Ce que j’aimerais retenir des chapitres 3 et 4 de La science en action de Bruno Latour

Les machines et les professions

J’ai besoin des autres pour composer mon fait (ce que je veux amener), mais il est difficile de faire en sorte que ceux-ci me soient fidèles. Il faut être plusieurs à croire en un fait, j’ai besoin de l’action des autres, sinon, mon idée restera dans le «fond du tiroir ».

En résumé, il faut (Latour, p. 160) :

-Recruter les autres pour les faire participer à la construction du fait

-Contrôler leurs faits et gestes pour rendre leurs actions prévisibles (voire, s’assure qu’ils ne vont pas me «trahir » dans mon projet)

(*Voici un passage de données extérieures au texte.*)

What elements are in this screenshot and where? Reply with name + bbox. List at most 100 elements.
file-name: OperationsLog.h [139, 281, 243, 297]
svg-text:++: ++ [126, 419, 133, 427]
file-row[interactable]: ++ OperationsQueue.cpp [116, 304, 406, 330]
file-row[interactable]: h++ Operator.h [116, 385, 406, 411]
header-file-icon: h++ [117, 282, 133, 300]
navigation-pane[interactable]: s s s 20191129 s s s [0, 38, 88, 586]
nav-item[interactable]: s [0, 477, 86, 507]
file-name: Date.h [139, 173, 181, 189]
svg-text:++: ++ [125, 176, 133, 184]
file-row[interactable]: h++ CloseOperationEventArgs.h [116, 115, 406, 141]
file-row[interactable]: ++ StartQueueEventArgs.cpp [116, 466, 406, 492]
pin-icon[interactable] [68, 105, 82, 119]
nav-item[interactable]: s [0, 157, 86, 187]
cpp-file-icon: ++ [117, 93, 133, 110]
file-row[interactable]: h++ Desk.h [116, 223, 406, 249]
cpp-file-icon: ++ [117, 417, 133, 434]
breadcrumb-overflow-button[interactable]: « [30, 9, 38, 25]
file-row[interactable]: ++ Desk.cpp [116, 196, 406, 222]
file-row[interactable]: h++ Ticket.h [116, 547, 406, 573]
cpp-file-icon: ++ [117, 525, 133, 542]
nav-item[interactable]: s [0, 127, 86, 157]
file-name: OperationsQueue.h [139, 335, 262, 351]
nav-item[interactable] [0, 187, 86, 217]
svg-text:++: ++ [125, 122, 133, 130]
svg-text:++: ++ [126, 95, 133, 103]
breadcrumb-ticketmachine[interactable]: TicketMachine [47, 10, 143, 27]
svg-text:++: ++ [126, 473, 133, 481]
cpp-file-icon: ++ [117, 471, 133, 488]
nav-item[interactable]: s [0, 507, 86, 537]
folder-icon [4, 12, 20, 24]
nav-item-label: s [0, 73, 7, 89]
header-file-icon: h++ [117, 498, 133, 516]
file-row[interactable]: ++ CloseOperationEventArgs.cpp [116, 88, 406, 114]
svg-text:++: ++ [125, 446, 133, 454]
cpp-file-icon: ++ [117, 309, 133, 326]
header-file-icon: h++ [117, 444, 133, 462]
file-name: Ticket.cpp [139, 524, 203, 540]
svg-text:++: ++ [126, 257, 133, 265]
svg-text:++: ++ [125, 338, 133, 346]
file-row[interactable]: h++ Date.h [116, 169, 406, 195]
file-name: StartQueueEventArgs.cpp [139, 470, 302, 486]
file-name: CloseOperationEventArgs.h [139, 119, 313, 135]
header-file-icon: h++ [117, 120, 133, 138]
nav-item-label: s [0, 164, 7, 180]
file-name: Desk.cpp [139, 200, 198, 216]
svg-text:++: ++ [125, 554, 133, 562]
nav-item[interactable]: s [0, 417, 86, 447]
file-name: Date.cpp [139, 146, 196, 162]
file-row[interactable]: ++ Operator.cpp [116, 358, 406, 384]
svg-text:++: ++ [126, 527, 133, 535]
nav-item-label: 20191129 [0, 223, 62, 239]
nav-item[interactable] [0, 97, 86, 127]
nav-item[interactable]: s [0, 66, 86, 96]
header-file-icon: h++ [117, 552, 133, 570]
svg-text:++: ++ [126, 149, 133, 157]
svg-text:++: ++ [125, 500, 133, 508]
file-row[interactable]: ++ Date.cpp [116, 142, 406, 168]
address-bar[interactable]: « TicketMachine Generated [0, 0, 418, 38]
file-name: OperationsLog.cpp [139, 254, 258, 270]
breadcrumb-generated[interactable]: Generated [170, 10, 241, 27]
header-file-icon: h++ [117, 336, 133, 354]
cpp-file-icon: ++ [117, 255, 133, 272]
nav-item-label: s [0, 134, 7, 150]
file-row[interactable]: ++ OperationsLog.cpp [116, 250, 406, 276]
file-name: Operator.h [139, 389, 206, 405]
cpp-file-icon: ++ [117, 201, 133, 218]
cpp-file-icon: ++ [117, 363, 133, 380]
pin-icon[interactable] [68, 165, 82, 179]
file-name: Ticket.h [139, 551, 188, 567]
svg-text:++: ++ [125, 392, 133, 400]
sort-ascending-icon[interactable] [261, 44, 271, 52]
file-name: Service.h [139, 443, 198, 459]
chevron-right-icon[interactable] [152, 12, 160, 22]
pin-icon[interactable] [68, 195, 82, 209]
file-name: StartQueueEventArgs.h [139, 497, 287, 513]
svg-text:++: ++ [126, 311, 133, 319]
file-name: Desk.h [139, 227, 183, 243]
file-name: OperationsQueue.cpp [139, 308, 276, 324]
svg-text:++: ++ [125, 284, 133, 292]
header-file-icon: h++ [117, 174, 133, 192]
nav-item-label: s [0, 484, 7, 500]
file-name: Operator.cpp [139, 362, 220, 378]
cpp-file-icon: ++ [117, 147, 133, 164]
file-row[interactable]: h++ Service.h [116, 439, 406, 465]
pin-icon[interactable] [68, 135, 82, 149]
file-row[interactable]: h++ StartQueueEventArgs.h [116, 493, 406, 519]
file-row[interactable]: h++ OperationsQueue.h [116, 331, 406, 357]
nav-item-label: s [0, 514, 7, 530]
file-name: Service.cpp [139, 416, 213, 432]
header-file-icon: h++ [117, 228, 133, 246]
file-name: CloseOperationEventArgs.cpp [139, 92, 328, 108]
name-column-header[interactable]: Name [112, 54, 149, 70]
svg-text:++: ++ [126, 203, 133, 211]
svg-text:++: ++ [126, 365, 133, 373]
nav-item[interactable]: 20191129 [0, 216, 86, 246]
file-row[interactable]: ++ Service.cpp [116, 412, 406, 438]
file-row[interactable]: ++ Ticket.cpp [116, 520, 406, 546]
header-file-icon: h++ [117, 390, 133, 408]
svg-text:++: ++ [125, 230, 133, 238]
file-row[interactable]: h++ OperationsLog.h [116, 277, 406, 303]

Il faut, pour cela, passer par la traduction. Il faut convaincre les acteurs de mon réseau que mes buts que je désire atteindre rejoignent les leurs; c’est pour cela qu’il faut s’associer (mes buts doivent « traduire » les leurs!). Il faut savoir parfois faire de petits détours pour convaincre les acteurs de me joindre (par exemple, me faire financer par une compagnie pour une recherche sur la couleur des œufs d’autruches pour en venir à travailler, plus tard, sur les maladies qui affectent ces œufs, recherche pourrait être fiancée par cette même compagnie). Je dois également leur démontrer que c’est en passant par mon chemin que leurs buts pourront être atteints. Bref, nos buts doivent être communs, au bout du compte! Nous faisons donc tous partie d’un grand réseau, nous sommes tous des maillons de cette grande machine, et je ne dois pas négliger les forces que représentent chacun de ces maillons. Voilà pourquoi tous les acteurs d’un réseau sont égaux en force. Par exemple, les coquilles Saint-Jacques, qui sont des acteurs non-humains qui ont l’air bien insignifiants dans le texte de Michel Callon sur la traduction, étaient les alliées des scientifiques qui le étudiaient, mais celles-ci auraient bien pu décider de ne pas réagir à l’expérience de ceux-ci, l’expérience dans laquelle ils avaient investi devenant ainsi un échec pour eux : leur but n’a pas été atteint, et ce, à cause de ces petites coquilles qui ont décidé de se rebeller!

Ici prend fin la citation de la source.